# Anyone living near Bugambilias?



## USAtoGDL (Dec 11, 2010)

Hola! 

Are there any ex pats from the US or other English speaking countries that are living near Bugambilias in Jalisco, Mexico? 

Also - Has anyone had any luck "sharing" a household maid? For example - 3 days at my house, 2 days at yours....something like that. I hear it is common, but we are looking to share with someone who has already established a relationship or has someone very trustworthy. 

Finally - anyone have dogs in Jalisco? Any suggestions for Vets or boarding facilities?

Regards,
USAtoGDL


----------



## RVGRINGO (May 16, 2007)

Our maid, and her family, have worked for us several years, and we've put her in touch with many friends, who are now also her clients; one day each, with backup and assistance of her daughters, plus occasional odd jobs for a son in law. 
We have three dogs and about 1/3 acre for them to enjoy. Sometimes they get a walk through town on leashes. Lots of vets in the area.


----------



## sparks (Jun 17, 2007)

Bugambilias I believe is a district in Guadalajara. Yes there are dogs and good vets in Mexico. Like a good auto mechanic, you need to find your own vet


----------



## TundraGreen (Jul 15, 2010)

sparks said:


> Bugambilias I believe is a district in Guadalajara.
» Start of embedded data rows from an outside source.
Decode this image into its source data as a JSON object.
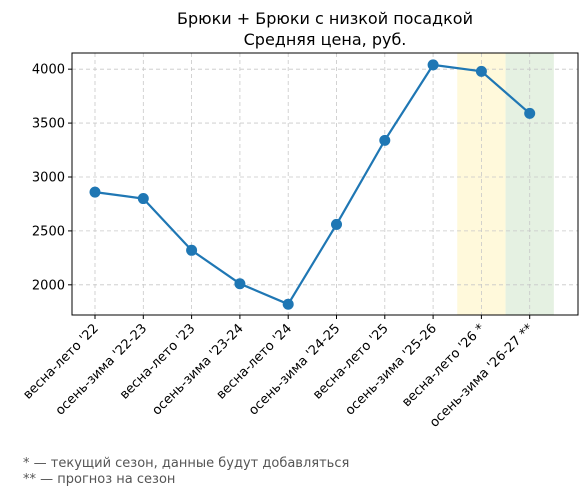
{
  "chart_data": {
    "type": "line",
    "title": "Брюки + Брюки с низкой посадкой",
    "subtitle": "Средняя цена, руб.",
    "xlabel": "",
    "ylabel": "",
    "categories": [
      "весна-лето '22",
      "осень-зима '22-23",
      "весна-лето '23",
      "осень-зима '23-24",
      "весна-лето '24",
      "осень-зима '24-25",
      "весна-лето '25",
      "осень-зима '25-26",
      "весна-лето '26 *",
      "осень-зима '26-27 **"
    ],
    "series": [
      {
        "values": [
          2860,
          2800,
          2320,
          2010,
          1820,
          2560,
          3340,
          4040,
          3980,
          3590
        ]
      }
    ],
    "ylim": [
      1720,
      4150
    ],
    "yticks": [
      2000,
      2500,
      3000,
      3500,
      4000
    ],
    "grid": true,
    "highlights": [
      {
        "category_index": 8,
        "color": "#fff9db"
      },
      {
        "category_index": 9,
        "color": "#e5f1e2"
      }
    ],
    "line_color": "#1f77b4"
  },
  "footnotes": {
    "current": "* — текущий сезон, данные будут добавляться",
    "forecast": "** — прогноз на сезон"
  }
}
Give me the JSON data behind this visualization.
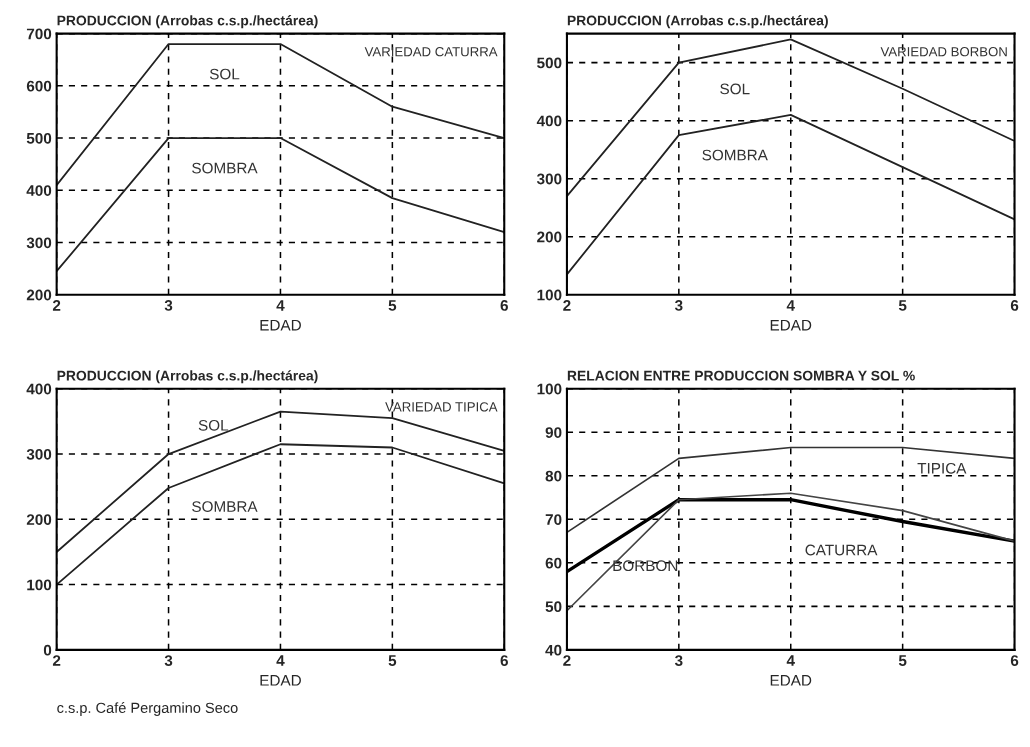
{
  "chart_data": [
    {
      "type": "line",
      "title": "PRODUCCION (Arrobas c.s.p./hectárea)",
      "xlabel": "EDAD",
      "x": [
        2,
        3,
        4,
        5,
        6
      ],
      "xlim": [
        2,
        6
      ],
      "xticks": [
        2,
        3,
        4,
        5,
        6
      ],
      "ylim": [
        200,
        700
      ],
      "yticks": [
        200,
        300,
        400,
        500,
        600,
        700
      ],
      "grid": true,
      "annotations": [
        "VARIEDAD CATURRA"
      ],
      "series": [
        {
          "name": "SOL",
          "color": "#222222",
          "values": [
            410,
            680,
            680,
            560,
            500
          ]
        },
        {
          "name": "SOMBRA",
          "color": "#222222",
          "values": [
            245,
            500,
            500,
            385,
            320
          ]
        }
      ]
    },
    {
      "type": "line",
      "title": "PRODUCCION (Arrobas c.s.p./hectárea)",
      "xlabel": "EDAD",
      "x": [
        2,
        3,
        4,
        5,
        6
      ],
      "xlim": [
        2,
        6
      ],
      "xticks": [
        2,
        3,
        4,
        5,
        6
      ],
      "ylim": [
        100,
        550
      ],
      "yticks": [
        100,
        200,
        300,
        400,
        500
      ],
      "grid": true,
      "annotations": [
        "VARIEDAD BORBON"
      ],
      "series": [
        {
          "name": "SOL",
          "color": "#222222",
          "values": [
            270,
            500,
            540,
            455,
            365
          ]
        },
        {
          "name": "SOMBRA",
          "color": "#222222",
          "values": [
            135,
            375,
            410,
            320,
            230
          ]
        }
      ]
    },
    {
      "type": "line",
      "title": "PRODUCCION (Arrobas c.s.p./hectárea)",
      "xlabel": "EDAD",
      "x": [
        2,
        3,
        4,
        5,
        6
      ],
      "xlim": [
        2,
        6
      ],
      "xticks": [
        2,
        3,
        4,
        5,
        6
      ],
      "ylim": [
        0,
        400
      ],
      "yticks": [
        0,
        100,
        200,
        300,
        400
      ],
      "grid": true,
      "annotations": [
        "VARIEDAD TIPICA",
        "c.s.p. Café Pergamino Seco"
      ],
      "series": [
        {
          "name": "SOL",
          "color": "#222222",
          "values": [
            150,
            300,
            365,
            355,
            305
          ]
        },
        {
          "name": "SOMBRA",
          "color": "#222222",
          "values": [
            100,
            248,
            315,
            310,
            255
          ]
        }
      ]
    },
    {
      "type": "line",
      "title": "RELACION ENTRE PRODUCCION SOMBRA Y SOL %",
      "xlabel": "EDAD",
      "x": [
        2,
        3,
        4,
        5,
        6
      ],
      "xlim": [
        2,
        6
      ],
      "xticks": [
        2,
        3,
        4,
        5,
        6
      ],
      "ylim": [
        40,
        100
      ],
      "yticks": [
        40,
        50,
        60,
        70,
        80,
        90,
        100
      ],
      "grid": true,
      "series": [
        {
          "name": "TIPICA",
          "color": "#333333",
          "values": [
            67,
            84,
            86.5,
            86.5,
            84
          ]
        },
        {
          "name": "CATURRA",
          "color": "#000000",
          "values": [
            58,
            74.5,
            74.5,
            69.5,
            65
          ]
        },
        {
          "name": "BORBON",
          "color": "#444444",
          "values": [
            49,
            74.5,
            76,
            72,
            65
          ]
        }
      ]
    }
  ]
}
Bugambilias is indeed a colonia in Guadalajara, actually in Zapopan, one of the municipalities that make up the Guadalajara metropolitan area. It is a pretty upscale neighborhood, particularly at the higher elevations. I don't know any ex-pats living there, I do know one Mexican that lives in that colonia. I went to a concert at a church there once. There were a lot of non-Mexicans at the concert. I suspect many of them lived in the neighborhood.

I have a housekeeper (ama de llaves in Spanish) that works one day a week for me. At the moment, I don't think she is looking for more work but that can change. Also she might have a recommendation for someone. She is extremely reliable.


----------



## USAtoGDL (Dec 11, 2010)

We are here on a home search trip for a long weekend, but will be down permanently in a few weeks. I would appreciate any contacts for a housekeeper to interview. I wouldn't want it to be inconvenient for her to travel to - so perhaps someone that lived relatively close to me. 

Also - the vet situation - yes, you must find your own based on your needs! Agreed! I am wondering how people deal with travel when they own pets. Do they hire a housekeeper to keep the dogs and stay overnight in the home while you are away? Are there boarding facilities that are comfortable for the dogs and allow them to run and play during the day (common in the states)?


----------



## TundraGreen (Jul 15, 2010)

USAtoGDL said:


> We are here on a home search trip for a long weekend, but will be down permanently in a few weeks. I would appreciate any contacts for a housekeeper to interview. I wouldn't want it to be inconvenient for her to travel to - so perhaps someone that lived relatively close to me.


Maybe you will find that one of your neighbors has a live-in housekeeper that they could spare a few days a week. There might not be too many people living on a housekeeper salary with their own place in Bugambilias.


----------



## RVGRINGO (May 16, 2007)

When we travel, our maid stays at our home with others of her family. They look after the pets, plants, etc. at 100 pesos per day.


----------



## TundraGreen (Jul 15, 2010)

RVGRINGO said:


> When we travel, our maid stays at our home with others of her family. They look after the pets, plants, etc. at 100 pesos per day.


I don't have any pets or plants. When I travel I pay my housekeeper 20 pesos a day to check up on things, mainly removing advertisements taped to the front door. She lives nearby and comes by the house once a day for a few minutes.


----------



## johnmex (Nov 30, 2010)

There is a vet/doggie hotel service about 500 meters from the entrance to Bugambillas.

Our cleaning girl may be interested, but spanish is a must as she doesn't speak a word of english....

I live in San Jose de Tajo, about 2-3 kms. from Bugambillas.


----------



## dsuehurst (Apr 13, 2010)

I attend a church in Bugambilias in which several American's attend, they have a service in English and a service in Spanish. The address is Callejon del Iris 45, Cd. Bugambilias, Zapopan Ph 3684-5448, there are very many nice people there and maybe someone can help you with all your needs, plus if you are interested in finding a good church to attend, I highly recommend it.


----------